I gotta be honest: before this sentence, I may not have agreed with you but would have at least understoof where you were coming from, but this sentence just defies all logic. I say that as a gamer, a computer programmer, and a general human being: Beta testing is not optional.

There is absolutely no excuse for not playtesting stuff. No matter what game system you use, no matter what kind of item it is, until you see it in play you have no idea if it works like you've intended. Until you try it out with all kinds of different combinations to see if it's breakable, you can't say it's intact.

Furthermore, while you go on to mention the fact there's been a revision of RIFTS lately, I think it's telling that in the above quote you mention he's been "working with these rules for 25+ years": which seems to back up the general consensus that RIFTS is, at heart, the same game it's always been, no matter how many changes it claims.

Hurling claims of "Pun-pun!11!!!!!11!!one!" at D&D in defence of another game with problems does not deal with the bulk of complaints against Palladium: that they have book production techniques rarely seen outside of museums, that the game hasn't had the real, ground-up revision a game of its age could use, that KS's style of management has hamepered many individuals working under him, and (perhaps worst of all) that criticisms on these and other subjects are cast aside out-of-hand because it appears KS's way is the only way for the company.
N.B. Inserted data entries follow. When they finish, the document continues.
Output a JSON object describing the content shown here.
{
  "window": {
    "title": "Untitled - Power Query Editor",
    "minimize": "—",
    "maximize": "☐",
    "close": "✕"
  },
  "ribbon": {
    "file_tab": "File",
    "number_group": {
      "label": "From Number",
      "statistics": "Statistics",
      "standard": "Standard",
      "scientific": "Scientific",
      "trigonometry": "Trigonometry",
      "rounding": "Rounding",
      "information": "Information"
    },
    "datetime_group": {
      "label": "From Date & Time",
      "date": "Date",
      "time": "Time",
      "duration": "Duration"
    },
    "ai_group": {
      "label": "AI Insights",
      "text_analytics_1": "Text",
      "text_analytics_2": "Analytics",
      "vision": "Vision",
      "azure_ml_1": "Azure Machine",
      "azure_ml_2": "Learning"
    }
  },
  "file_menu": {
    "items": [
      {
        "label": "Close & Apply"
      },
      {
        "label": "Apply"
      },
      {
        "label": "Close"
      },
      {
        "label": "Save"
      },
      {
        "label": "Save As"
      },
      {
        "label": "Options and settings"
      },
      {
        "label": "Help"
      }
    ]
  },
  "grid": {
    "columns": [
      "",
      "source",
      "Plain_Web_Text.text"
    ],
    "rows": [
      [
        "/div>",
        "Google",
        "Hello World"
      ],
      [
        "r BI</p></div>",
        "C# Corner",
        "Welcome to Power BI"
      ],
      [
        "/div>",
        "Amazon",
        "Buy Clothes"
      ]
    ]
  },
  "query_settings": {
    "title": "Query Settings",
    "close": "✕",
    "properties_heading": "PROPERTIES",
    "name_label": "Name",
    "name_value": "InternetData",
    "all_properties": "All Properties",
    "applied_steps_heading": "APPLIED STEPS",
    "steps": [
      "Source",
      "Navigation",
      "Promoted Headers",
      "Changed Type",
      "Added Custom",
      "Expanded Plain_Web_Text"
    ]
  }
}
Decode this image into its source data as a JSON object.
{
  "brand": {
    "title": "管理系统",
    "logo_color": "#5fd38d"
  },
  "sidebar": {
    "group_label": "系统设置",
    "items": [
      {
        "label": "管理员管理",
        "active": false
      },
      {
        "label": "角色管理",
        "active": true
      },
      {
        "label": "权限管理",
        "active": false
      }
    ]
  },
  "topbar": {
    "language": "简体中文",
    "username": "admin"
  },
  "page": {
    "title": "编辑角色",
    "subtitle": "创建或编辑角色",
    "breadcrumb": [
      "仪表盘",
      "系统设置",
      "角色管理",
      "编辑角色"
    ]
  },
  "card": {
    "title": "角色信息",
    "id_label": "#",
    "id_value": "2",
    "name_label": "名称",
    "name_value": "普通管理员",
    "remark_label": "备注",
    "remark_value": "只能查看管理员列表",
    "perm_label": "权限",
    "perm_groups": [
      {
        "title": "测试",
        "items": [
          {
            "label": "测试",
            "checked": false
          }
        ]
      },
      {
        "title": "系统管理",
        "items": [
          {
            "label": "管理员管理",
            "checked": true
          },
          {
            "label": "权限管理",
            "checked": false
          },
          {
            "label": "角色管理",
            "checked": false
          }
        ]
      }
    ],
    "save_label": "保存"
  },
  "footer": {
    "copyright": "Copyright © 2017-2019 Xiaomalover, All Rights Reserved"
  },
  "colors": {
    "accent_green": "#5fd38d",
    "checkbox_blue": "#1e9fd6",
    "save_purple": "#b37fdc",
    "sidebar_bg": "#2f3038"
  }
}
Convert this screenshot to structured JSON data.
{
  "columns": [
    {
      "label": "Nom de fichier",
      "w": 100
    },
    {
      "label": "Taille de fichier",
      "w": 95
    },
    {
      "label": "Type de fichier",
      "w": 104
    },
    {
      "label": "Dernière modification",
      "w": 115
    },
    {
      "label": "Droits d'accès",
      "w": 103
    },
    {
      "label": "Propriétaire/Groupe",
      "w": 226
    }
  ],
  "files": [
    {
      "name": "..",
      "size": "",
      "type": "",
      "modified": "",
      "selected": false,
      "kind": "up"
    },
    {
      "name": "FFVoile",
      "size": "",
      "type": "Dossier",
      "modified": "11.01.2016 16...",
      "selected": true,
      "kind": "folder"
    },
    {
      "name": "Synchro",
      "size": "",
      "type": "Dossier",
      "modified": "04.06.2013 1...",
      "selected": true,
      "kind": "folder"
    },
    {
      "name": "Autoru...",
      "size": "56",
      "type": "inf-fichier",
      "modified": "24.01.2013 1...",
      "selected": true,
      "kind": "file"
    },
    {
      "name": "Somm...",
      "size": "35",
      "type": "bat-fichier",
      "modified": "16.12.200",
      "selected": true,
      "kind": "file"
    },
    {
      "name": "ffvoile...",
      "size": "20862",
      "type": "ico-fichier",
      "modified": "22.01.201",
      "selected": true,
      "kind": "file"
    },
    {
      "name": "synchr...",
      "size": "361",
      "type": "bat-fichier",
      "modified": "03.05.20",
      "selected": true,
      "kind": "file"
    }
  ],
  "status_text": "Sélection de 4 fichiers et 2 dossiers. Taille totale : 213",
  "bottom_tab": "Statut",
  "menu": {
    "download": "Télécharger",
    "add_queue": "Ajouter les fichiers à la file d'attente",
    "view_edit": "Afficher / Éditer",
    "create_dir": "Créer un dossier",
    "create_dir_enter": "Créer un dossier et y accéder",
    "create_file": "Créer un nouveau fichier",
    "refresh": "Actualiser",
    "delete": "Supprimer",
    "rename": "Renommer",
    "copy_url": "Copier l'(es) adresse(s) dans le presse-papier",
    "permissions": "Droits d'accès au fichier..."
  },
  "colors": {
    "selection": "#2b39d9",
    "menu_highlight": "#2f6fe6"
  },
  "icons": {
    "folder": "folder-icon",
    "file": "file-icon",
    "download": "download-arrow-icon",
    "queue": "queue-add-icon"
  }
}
Telling me what a nice guy he is, really, when you get to know him, does not make these very real problems go away. I''ll agree that people do dogpile on the company, but I think to claim it's without merit is quite a stretch of the imagination.
 

Felon

First Post
erc1971 said:
I sat in on a discussion panel with Kevin a few years back - he is opposed to PDF's big time. Very worried losing alot of sales to PDF's floating around the internet. His fears are well founded - hop onto a P2P network - any D&D book older than 3 months is out there, Palladium books are harder to find. Copy protection schemes are broken right away, then the PDF is sent out - other people, break the binding on books and scan in the entire thing, but this is much rarer, as you have to destroy the book you bought.

Palladium books are not really that hard to find, and certainly no more impervious to page-scanning than a WotC book.

Considering KS's long-standing unwillingness to use modern desktop publishing techniques--techniques that are big-time time and money savers--I think there's some evidence to suggest that he's a bit of a luddite who believes no good can come of change. One of those people who uses the "if it ain't broke, don't fix it" axiom as a way of putting a positive spin on complacency.
 

Felon

First Post
erc1971 said:
Kevin does bust his rear to do everything he can for his fans. Look at the price of a Palladium book compared to other books on the market now adays. EVERY YEAR he sells Christmas Grab bags where you can get things for 60-70% off! Kevin personally takes the time to post on the Palladium forums and give updates, etc (this is bigger than it seems, as 2 years ago I asked Kevin how many hours a week he put in, and his response was 100-120!). Giving out autographs...I have about 30 autographs from the man. After he had over 1000 sales of the "save Palladium" art print, he decided he was going to personally write a thank you note with each one - he already had the money, this was just him showing his true appreciation to his fans.

If any of this is true, then I do make hat off to the guy.